Personal information
- Full name: Guillermo Mariano Esteves Salguero
- Date of birth: 16 August 1986 (age 38)
- Place of birth: Lima, Peru

Managerial career
- Years: Team
- 2007–2012: Cantolao (youth)
- 2012: Cantolao
- 2013–2014: Unión Huaral
- 2015: Cantolao
- 2016: Atlético Grau
- 2017: Sport Loreto
- 2018: Cantolao
- 2019: Paz Soldán
- 2021: Real Sociedad Chugay
- 2022: Walter Ormeño
- 2022: Cantolao (interim)

= Guillermo Esteves =

Peruvian football manager

Guillermo Mariano Esteves Salguero (born 16 August 1986) is a Peruvian football manager.

==Career==
Born in Lima, Esteves joined Cantolao in 2006, as an assistant of the youth setup. In the following year, he was named manager of the youth sides, being in charge of several youth categories before being named at the helm of the first team in 2012.
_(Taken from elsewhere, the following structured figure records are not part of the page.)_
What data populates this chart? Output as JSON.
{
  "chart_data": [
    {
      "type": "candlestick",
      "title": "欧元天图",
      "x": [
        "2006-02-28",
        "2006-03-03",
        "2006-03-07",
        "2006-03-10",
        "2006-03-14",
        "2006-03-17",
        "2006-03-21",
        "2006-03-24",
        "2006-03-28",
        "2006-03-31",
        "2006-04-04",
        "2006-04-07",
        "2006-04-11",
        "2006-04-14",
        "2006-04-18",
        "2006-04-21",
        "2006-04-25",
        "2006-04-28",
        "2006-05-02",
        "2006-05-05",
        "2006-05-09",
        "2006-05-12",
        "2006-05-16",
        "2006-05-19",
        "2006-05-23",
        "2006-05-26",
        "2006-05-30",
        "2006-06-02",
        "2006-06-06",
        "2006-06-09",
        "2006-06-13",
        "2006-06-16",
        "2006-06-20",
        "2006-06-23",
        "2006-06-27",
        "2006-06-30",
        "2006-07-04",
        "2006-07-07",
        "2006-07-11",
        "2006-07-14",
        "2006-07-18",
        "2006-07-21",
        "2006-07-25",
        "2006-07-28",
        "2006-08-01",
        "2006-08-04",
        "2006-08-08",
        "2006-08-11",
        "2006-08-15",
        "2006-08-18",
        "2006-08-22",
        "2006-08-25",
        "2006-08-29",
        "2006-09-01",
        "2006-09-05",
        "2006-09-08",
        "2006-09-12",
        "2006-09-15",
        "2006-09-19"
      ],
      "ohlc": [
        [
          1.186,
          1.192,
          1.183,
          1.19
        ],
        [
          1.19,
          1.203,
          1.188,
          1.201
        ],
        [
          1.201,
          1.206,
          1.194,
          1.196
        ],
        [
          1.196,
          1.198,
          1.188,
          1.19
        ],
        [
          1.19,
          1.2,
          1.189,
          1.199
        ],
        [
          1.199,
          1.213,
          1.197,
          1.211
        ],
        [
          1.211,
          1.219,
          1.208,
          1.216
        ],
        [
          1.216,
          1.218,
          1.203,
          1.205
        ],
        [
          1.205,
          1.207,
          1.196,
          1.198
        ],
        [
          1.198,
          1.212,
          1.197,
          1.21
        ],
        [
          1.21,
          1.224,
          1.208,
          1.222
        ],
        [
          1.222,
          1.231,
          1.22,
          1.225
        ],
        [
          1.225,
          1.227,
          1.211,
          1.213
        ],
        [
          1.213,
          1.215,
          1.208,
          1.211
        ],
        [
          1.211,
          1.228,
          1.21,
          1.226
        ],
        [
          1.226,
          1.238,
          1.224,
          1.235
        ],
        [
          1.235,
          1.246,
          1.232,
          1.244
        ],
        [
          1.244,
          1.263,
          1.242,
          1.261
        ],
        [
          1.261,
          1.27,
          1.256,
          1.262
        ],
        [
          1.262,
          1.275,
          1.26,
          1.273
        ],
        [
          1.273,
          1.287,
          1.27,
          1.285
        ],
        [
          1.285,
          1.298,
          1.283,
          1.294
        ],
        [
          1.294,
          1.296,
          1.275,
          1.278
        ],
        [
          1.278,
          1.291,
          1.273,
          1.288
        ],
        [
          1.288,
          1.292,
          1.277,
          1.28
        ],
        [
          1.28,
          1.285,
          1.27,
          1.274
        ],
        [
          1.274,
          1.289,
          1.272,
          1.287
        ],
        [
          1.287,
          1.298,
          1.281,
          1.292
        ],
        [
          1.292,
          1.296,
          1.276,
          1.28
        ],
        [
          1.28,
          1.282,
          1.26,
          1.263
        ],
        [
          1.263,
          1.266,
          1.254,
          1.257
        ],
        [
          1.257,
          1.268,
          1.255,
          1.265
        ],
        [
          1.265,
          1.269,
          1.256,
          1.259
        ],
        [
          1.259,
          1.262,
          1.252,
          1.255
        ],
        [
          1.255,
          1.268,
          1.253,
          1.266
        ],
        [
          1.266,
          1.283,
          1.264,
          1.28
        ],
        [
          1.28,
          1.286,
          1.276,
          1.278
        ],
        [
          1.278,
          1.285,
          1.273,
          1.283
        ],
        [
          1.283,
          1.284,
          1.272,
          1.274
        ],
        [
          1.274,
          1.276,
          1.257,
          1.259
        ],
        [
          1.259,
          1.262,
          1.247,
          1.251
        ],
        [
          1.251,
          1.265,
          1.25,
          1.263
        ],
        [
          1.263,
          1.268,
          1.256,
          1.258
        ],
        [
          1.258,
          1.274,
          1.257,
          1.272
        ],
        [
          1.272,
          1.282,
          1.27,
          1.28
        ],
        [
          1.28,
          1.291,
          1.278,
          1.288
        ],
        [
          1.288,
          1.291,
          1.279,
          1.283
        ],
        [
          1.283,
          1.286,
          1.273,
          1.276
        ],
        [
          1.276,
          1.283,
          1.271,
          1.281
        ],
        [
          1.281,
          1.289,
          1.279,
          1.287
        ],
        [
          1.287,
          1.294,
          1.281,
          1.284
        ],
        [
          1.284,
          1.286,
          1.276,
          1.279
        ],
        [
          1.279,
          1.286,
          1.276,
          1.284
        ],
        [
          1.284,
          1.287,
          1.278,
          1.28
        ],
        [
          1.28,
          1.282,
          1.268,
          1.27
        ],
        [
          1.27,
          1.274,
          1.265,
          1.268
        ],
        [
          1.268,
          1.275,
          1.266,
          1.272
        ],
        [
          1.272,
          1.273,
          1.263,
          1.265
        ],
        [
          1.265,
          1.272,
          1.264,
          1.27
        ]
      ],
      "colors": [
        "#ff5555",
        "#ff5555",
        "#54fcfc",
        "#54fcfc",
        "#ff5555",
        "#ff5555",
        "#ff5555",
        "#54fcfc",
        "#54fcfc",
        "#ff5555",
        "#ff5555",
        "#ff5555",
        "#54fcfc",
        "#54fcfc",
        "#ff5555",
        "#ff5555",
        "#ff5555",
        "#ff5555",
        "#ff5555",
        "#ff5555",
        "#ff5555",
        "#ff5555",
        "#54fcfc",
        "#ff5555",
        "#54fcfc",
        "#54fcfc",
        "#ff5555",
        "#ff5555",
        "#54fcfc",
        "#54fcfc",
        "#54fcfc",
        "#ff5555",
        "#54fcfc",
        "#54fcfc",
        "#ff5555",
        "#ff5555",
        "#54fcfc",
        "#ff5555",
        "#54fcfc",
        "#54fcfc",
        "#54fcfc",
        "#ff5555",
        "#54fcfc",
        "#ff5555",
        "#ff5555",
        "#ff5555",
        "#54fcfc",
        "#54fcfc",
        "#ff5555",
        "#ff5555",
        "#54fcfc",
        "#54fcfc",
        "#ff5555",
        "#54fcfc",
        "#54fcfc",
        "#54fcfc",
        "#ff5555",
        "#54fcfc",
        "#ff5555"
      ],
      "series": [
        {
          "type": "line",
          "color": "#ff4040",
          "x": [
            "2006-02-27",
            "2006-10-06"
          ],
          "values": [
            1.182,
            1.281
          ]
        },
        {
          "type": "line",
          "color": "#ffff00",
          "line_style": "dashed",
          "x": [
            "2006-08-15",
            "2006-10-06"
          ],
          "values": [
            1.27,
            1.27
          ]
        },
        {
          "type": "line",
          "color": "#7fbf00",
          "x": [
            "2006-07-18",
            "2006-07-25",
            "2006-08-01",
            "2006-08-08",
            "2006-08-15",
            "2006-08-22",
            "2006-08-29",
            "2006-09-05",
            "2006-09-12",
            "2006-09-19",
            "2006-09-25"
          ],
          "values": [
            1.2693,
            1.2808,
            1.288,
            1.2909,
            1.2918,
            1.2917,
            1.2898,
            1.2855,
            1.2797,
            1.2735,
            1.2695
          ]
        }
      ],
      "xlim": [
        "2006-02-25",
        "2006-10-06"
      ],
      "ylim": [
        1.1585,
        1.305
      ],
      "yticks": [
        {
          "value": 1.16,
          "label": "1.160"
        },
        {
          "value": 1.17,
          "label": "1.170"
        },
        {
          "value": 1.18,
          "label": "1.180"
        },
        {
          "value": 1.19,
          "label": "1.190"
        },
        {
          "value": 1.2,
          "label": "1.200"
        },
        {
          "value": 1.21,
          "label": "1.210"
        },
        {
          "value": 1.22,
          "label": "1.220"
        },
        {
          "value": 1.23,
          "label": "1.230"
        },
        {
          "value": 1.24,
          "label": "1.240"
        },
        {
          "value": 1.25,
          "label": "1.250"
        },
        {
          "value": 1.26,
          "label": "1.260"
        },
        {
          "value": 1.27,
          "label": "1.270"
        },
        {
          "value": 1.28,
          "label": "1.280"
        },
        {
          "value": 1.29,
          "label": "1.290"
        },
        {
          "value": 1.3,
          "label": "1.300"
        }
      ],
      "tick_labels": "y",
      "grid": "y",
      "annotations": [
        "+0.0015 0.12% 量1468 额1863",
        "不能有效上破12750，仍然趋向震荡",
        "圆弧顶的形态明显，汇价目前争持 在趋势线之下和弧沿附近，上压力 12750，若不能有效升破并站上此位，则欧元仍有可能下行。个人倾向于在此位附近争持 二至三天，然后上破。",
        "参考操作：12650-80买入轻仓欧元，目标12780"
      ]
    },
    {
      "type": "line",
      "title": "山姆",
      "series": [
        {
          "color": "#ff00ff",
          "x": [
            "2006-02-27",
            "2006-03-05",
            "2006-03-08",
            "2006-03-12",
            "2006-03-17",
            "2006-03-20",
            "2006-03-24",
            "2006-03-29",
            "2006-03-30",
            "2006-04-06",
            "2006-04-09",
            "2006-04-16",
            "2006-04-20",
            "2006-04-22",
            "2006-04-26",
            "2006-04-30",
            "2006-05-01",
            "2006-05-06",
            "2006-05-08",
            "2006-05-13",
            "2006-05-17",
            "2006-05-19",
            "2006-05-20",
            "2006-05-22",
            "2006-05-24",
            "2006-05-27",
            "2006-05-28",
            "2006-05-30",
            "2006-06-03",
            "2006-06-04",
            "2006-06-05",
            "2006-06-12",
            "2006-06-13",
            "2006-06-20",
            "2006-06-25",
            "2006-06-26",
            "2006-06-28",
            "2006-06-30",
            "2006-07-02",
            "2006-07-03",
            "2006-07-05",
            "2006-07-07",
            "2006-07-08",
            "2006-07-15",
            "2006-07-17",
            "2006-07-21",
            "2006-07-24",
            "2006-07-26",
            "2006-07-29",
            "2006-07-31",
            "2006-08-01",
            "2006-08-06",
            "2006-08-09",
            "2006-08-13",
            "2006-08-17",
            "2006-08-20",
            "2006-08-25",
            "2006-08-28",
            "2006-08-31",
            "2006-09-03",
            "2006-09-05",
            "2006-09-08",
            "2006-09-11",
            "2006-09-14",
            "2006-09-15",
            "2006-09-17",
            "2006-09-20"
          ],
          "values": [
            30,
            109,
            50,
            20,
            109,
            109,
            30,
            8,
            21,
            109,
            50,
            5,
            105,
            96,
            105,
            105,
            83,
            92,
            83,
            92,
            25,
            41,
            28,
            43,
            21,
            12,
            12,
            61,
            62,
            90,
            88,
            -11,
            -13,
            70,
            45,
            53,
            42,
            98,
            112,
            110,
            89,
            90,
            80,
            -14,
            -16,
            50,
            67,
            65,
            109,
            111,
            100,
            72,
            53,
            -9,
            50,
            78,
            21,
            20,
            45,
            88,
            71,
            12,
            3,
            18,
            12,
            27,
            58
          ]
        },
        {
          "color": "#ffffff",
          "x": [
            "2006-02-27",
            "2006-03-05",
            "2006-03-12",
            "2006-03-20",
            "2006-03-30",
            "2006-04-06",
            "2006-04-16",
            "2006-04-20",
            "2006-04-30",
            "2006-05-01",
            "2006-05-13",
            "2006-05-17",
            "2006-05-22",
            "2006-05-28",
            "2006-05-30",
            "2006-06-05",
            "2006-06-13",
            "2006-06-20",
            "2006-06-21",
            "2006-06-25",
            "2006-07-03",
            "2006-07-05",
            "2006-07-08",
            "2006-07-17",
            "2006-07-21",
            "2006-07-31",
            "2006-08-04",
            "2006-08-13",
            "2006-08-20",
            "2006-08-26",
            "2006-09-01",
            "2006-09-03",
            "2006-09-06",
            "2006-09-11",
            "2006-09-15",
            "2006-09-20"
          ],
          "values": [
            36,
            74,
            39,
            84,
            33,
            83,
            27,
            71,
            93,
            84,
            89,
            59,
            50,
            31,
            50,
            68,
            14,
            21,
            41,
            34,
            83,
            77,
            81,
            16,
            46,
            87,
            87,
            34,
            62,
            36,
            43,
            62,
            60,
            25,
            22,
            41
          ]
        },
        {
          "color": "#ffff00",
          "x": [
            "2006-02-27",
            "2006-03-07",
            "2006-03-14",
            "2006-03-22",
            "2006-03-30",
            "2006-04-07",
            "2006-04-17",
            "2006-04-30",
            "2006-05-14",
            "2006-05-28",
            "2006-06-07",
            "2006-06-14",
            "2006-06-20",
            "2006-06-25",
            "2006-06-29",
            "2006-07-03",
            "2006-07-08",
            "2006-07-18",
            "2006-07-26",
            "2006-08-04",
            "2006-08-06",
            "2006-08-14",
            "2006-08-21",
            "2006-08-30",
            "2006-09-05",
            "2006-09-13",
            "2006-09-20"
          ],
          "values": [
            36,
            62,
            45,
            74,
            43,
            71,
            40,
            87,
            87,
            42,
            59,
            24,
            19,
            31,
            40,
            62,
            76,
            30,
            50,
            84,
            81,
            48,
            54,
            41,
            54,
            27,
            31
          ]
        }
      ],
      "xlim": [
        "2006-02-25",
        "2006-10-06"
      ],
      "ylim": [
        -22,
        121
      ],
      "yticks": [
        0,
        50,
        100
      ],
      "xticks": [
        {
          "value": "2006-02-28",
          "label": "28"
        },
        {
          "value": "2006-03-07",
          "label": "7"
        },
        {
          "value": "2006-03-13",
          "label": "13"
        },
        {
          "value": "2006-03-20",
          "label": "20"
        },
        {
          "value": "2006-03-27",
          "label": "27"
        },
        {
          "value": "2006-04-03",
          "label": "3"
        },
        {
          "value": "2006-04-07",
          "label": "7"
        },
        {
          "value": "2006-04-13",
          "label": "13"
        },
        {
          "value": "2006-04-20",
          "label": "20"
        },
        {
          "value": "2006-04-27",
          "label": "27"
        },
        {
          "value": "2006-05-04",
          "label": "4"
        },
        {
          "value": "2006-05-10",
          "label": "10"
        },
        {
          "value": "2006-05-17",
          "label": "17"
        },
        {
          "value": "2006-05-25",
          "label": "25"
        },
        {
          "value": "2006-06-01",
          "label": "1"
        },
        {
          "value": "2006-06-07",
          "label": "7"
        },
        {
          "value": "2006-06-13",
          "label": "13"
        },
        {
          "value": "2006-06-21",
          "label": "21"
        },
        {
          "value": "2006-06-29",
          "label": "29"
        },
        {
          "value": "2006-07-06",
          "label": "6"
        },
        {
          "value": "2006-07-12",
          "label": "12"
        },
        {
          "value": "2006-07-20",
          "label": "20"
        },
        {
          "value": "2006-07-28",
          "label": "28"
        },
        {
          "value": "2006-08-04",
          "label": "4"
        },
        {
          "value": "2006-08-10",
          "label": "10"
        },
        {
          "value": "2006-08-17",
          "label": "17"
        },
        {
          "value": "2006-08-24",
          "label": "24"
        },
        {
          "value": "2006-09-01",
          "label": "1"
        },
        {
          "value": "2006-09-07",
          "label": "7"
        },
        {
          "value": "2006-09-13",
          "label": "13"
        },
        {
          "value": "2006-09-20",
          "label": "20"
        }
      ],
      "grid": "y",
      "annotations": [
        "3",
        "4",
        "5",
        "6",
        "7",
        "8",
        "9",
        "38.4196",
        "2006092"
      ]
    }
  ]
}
In 2013, Esteves was in charge of Unión Huaral, finishing second in the 2013 Copa Perú but being sacked in June 2014. In 2015, he returned to Cantolao, again finishing second in the year's Cup.

After spending a part of the 2016 season in charge of Atlético Grau, Esteves took over Sport Loreto for the 2017 campaign. On 3 May 2018, he returned to Cantolao for a third spell, with the club now in the Primera División, in the place of Carlos Silvestri.

On 27 October 2018, Esteves was sacked by Cantolao. He then worked at Paz Soldán in 2019, before being named in charge of Walter Ormeño de Cañete for the 2020 campaign, but was unable to manage the latter.

In September 2021, Esteves was named manager of Real Sociedad Chugay for the 2021 Copa Perú. He left in the following month as the club was knocked out, and returned to Walter Ormeño in February 2022, managing the side until May.

In June 2022, Esteves rejoined Cantolao for a fourth spell, now as an interim, again replacing Silvestri. He left the managerial role after the appointment of Alejandro Apud.